Virtual Desktops: A Killer App for Mobile Security?

The security aspects of the mobility explosion keep IT professionals tossing and turning at night. How can they reliably protect data on small mobile devices that can easily be lost, stolen or compromised?

To be sure, tools to help tame the security issue are crawling out of the woodwork. Some are from PC security vendors that have expanded their software products to mobile handsets and tablet computers. Others are from startups that have committed themselves specifically to the security and management of roving smart phones and tablet computers. Still others are from Wi-Fi infrastructure vendors, as well as business application developers who want to extend their software in a big way to mobile work environments.

Hanging out there somewhat by its lonesome is the virtual desktop infrastructure (VDI) alternative. In effect, VDI dumbs down intelligent mobile devices with a thin client. Though it sounds counterproductive, being dumb renders the devices secure and, in most cases, doesn't negatively impact worker productivity.

Manipulation from Afar

In this model, users manipulate data across the network from their mobile screens using a virtual image of their own laptop or desktop. The real image is stored centrally, either on a corporate server or on a user's own physical PC connected directly to the corporate LAN.

Ideally, the mobile VDI experience "feels local;" however, data can't be stored on the mobile device or printed, which is where the security benefits come in. The device becomes, in effect, merely an intelligent display.

The approach prevents corporate data from finding its way onto user devices and, from there, onto social networks, into printer trays, onto hackers' computers and other places where there's a risk of unauthorized eyes seeing it.

A common use for VDI technology, for example, has been for R&D groups working remotely from the data center. IT can maintain centralized control over the intellectual property in development while remote engineers work on it using a virtual image of the data on a laptop, desktop or tablet. This is particularly attractive when developers are contractors who aren't direct employees of the company.

Not Nirvana Yet

VDI has become available for tablet and smart phone platforms from companies such as Citrix, VMware, Array Networks, Kaviza and others. Still, it's not  the nirvana answer to mobile security for all organizations, at least not yet.  

One reason is that the virtualization vendors that do offer a mobile version of their VDI client software, which they initially built for laptops and desktops, don't necessarily offer it for all the mobile OSs you might need to accommodate. These inconsistencies make using VDI as the overarching mobile security tool in highly heterogeneous, multi-OS environments impossible.  

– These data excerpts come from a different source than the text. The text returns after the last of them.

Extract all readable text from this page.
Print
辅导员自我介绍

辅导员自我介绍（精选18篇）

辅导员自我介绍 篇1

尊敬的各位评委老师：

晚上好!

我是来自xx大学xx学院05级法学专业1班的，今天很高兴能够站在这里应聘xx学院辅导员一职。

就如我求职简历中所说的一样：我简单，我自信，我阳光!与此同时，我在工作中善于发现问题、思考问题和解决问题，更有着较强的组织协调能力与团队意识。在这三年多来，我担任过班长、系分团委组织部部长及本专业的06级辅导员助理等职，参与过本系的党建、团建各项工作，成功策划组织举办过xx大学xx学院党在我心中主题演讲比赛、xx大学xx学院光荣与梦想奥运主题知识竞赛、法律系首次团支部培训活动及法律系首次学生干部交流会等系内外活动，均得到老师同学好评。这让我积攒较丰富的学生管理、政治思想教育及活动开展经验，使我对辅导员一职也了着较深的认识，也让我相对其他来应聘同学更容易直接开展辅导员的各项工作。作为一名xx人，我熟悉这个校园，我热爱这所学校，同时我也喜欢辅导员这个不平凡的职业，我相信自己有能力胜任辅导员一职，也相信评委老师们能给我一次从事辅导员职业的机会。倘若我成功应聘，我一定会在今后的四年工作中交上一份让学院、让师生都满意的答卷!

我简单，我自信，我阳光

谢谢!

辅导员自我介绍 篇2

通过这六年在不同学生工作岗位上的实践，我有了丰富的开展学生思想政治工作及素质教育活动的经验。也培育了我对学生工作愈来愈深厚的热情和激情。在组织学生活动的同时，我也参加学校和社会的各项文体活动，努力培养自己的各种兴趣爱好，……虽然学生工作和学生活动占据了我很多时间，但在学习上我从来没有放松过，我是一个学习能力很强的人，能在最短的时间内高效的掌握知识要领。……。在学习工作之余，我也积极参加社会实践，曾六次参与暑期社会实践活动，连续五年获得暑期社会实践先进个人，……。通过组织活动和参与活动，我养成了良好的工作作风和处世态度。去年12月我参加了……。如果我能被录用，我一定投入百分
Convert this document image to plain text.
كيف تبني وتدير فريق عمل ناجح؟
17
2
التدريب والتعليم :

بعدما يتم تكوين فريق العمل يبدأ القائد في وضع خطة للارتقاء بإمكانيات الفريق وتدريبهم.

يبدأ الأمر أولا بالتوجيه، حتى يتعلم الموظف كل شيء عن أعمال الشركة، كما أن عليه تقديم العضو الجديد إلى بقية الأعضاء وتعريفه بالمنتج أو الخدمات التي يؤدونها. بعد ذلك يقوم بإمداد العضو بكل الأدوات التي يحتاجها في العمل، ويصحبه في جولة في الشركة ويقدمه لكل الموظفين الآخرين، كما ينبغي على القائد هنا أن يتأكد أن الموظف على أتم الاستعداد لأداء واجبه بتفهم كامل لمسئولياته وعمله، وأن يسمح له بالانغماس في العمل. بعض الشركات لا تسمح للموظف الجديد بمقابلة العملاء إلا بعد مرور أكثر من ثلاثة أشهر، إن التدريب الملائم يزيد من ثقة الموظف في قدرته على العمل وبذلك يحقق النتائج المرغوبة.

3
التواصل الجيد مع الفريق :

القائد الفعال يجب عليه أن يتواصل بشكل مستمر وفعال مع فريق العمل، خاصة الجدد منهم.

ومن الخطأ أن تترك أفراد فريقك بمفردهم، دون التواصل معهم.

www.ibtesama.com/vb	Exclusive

And not being able to have a local version of a document or other resource might not cut it for some users. What might be useful in these circumstances is non-black-and-white policy enforcement.

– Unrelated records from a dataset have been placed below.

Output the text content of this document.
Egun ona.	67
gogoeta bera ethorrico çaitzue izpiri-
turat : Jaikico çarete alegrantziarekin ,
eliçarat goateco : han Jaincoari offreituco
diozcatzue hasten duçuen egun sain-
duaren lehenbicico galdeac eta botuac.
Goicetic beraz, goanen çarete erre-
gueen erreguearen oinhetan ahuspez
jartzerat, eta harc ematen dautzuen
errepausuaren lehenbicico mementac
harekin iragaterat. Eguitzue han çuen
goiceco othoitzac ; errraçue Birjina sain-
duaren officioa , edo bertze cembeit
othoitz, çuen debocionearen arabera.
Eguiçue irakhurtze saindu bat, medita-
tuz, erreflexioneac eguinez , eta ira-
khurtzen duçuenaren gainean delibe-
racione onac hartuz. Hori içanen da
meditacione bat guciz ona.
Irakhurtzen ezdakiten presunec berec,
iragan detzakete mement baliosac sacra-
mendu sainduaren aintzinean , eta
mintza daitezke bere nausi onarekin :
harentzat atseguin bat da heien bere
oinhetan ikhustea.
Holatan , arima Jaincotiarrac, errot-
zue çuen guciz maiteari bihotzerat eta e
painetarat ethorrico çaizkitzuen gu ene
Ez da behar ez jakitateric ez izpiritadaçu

For example, today's emerging mobility management systems could support policies that allow local usage and printing, but under certain circumstances, automatically activate the user's thin client. The user might have "real" access when on the corporate Wi-Fi network, for instance, but default to VDI access when out of the office on a public mobile network.

Though there's some refining still ahead, VDI remains an important tool in mastering the vulnerabilities of mobile devices - particularly for personal devices used for enterprise access in the proverbial "bring your own device" (BYOD) manner. By turning mobile devices into thin clients, VDI creates a definitive boundary between personal and enterprise apps and data.

With such a boundary, workers can access their favorite app stores, social networks and games while IT can tightly regulate access to internal applications.  Lost and stolen devices don't affect corporate security, because the data remains within the data center.